‘Just had to react’

First, he saw the car in the ditch, and then he saw the flames.

Jim Arvin had been fishing on Lamb Lake on Wednesday afternoon and decided to take his boat trailer into town for a wash. So instead of turning where he normally would, he continued on. And that’s when he spotted the car that had missed the curve in the road south of Trafalgar and gone into a ditch.

As he approached the car, the flames didn’t look too high. But when he pulled the driver out, he saw her eyebrows and hair had been singed.

Arvin grabbed the small fire extinguisher he keeps on his boat and some bottles of water and tried to put the flames out. At the same time, he had to persuade the driver, Mary Harmon, 53, Indianapolis, not to go back to get her purse out of the car. He kept the flames low for a little while, but within moments the fire grew and eventually the entire vehicle was ablaze.

Police are crediting Arvin with likely saving Harmon’s life, Sheriff Doug Cox said.

For Arvin, helping just seemed natural.

“I only did what I think anyone would have done, after seeing what was happening, you just had to react,” he said.

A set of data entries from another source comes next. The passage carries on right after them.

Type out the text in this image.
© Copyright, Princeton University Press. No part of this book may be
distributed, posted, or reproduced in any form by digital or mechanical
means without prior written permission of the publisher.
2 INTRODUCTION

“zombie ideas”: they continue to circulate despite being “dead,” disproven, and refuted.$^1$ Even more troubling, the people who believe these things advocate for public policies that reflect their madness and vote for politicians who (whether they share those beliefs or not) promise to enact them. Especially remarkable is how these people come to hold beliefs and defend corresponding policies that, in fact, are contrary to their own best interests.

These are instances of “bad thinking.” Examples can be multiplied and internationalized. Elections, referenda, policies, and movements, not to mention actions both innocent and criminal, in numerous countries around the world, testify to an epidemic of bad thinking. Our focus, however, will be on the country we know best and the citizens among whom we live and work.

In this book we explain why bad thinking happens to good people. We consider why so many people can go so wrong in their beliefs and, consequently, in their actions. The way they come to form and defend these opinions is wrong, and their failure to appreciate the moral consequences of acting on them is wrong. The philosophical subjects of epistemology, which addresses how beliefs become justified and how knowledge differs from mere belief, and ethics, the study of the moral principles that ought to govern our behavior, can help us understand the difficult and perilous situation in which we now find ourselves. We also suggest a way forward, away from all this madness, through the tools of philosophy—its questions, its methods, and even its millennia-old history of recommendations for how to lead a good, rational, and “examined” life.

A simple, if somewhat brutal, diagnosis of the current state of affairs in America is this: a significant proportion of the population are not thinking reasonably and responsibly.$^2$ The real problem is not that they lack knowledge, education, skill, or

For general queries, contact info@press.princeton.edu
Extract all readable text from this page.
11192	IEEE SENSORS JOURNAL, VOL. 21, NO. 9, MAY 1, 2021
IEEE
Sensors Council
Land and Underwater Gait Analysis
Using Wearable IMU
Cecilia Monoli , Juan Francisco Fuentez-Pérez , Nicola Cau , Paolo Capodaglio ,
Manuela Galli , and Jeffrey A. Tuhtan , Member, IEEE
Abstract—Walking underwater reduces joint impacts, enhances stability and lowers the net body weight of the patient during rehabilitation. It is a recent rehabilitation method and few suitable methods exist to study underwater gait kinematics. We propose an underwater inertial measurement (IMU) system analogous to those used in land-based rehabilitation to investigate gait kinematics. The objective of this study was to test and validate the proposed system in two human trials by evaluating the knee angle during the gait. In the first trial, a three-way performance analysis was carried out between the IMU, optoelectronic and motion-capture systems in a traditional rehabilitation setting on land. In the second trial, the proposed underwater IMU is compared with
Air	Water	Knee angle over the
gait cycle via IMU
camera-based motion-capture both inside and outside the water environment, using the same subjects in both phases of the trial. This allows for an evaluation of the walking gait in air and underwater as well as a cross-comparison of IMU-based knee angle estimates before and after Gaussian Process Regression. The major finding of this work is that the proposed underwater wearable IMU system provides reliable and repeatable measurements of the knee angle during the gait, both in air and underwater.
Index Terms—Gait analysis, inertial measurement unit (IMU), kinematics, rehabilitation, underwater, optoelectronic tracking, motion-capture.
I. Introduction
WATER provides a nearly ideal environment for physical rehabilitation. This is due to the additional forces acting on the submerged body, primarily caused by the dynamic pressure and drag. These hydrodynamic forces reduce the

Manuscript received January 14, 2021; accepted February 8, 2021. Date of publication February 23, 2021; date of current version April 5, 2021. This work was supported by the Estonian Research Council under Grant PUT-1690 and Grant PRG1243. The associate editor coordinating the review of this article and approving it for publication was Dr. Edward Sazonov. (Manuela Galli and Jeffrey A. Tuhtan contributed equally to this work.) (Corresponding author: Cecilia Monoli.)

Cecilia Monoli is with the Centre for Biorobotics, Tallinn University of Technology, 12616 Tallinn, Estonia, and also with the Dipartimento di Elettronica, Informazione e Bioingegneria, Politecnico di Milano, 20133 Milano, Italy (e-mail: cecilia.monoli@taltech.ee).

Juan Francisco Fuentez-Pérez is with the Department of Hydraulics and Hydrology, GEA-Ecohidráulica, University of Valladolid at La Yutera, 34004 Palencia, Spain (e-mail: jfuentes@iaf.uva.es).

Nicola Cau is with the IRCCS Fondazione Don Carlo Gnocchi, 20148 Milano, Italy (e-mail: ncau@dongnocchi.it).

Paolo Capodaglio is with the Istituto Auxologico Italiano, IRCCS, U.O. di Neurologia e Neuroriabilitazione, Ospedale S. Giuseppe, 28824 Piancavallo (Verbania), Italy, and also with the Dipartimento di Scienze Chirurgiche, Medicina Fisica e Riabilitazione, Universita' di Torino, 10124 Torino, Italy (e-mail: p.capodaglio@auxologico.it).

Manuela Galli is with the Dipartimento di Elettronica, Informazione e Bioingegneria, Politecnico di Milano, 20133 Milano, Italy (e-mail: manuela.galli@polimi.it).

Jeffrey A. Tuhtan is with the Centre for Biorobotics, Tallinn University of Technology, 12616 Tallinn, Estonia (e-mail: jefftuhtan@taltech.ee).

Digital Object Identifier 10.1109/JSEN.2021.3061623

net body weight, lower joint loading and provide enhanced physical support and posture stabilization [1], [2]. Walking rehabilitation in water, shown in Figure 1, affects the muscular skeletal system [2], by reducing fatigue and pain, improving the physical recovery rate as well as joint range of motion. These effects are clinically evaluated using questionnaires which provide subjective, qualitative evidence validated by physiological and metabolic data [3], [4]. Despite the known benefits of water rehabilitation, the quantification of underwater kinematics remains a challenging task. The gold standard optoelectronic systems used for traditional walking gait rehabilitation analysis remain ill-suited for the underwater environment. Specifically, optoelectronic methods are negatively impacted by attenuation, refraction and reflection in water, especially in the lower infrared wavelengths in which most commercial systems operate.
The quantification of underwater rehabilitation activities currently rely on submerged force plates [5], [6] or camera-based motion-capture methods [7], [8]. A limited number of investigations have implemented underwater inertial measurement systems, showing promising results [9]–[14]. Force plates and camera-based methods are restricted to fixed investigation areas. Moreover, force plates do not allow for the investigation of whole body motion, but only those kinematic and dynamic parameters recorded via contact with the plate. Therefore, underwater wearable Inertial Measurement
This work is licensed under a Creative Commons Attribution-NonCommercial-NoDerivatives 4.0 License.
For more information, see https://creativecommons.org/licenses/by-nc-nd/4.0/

“You just had to do it, I couldn’t have done anything else.”

Harmon was dazed after the accident and passed out a couple of times. She was taken to Community Hospital South. Her condition was not available Thursday.

Arvin, who owns Superior Fence Co. in Indianapolis, went on with his week but felt fortunate for being there to help.

After he stopped to help at the scene of the accident, at county roads 650S and 450W, he didn’t see any other vehicles pass by for at least five minutes, which was well after the car was in flames. And he doesn’t think Harmon could have gotten herself out of the car, since it was at an angle in the ditch and she was dazed after the accident, he said.

“I don’t think she even realized the seriousness of it,” he said.

Arvin initially worried he wouldn’t be able to get the driver out of the car, but the car door opened easily, allowing him to get her out and to safety quickly, he said.

“It was real apparent when I pulled up, I saw something in the ditch, it had just happened, there was smoke and flames,” Arvin said.

“There wasn’t a whole lot of decision to make, other than getting her and getting her out.”

He then tried to put out the flames, using his small extinguisher and water bottles. If he’d had a bigger extinguisher, he thinks may have been able to get more of the flames out. But the blaze quickly grew after his fire extinguisher and water bottles ran out.

The fire department arrived within about 10 minutes of him calling 911, but the car went up in flames pretty quickly, he said.

“I just thought I could hopefully get it before it burned,” Arvin said.

Arvin is grateful he decided to wash his boat trailer that day, since most of the time he never drives through the area where the accident happened. But he doesn’t think he did anything special, or anything that anyone else wouldn’t have done, too.

“I felt fortunate I was able to help,” Arvin said.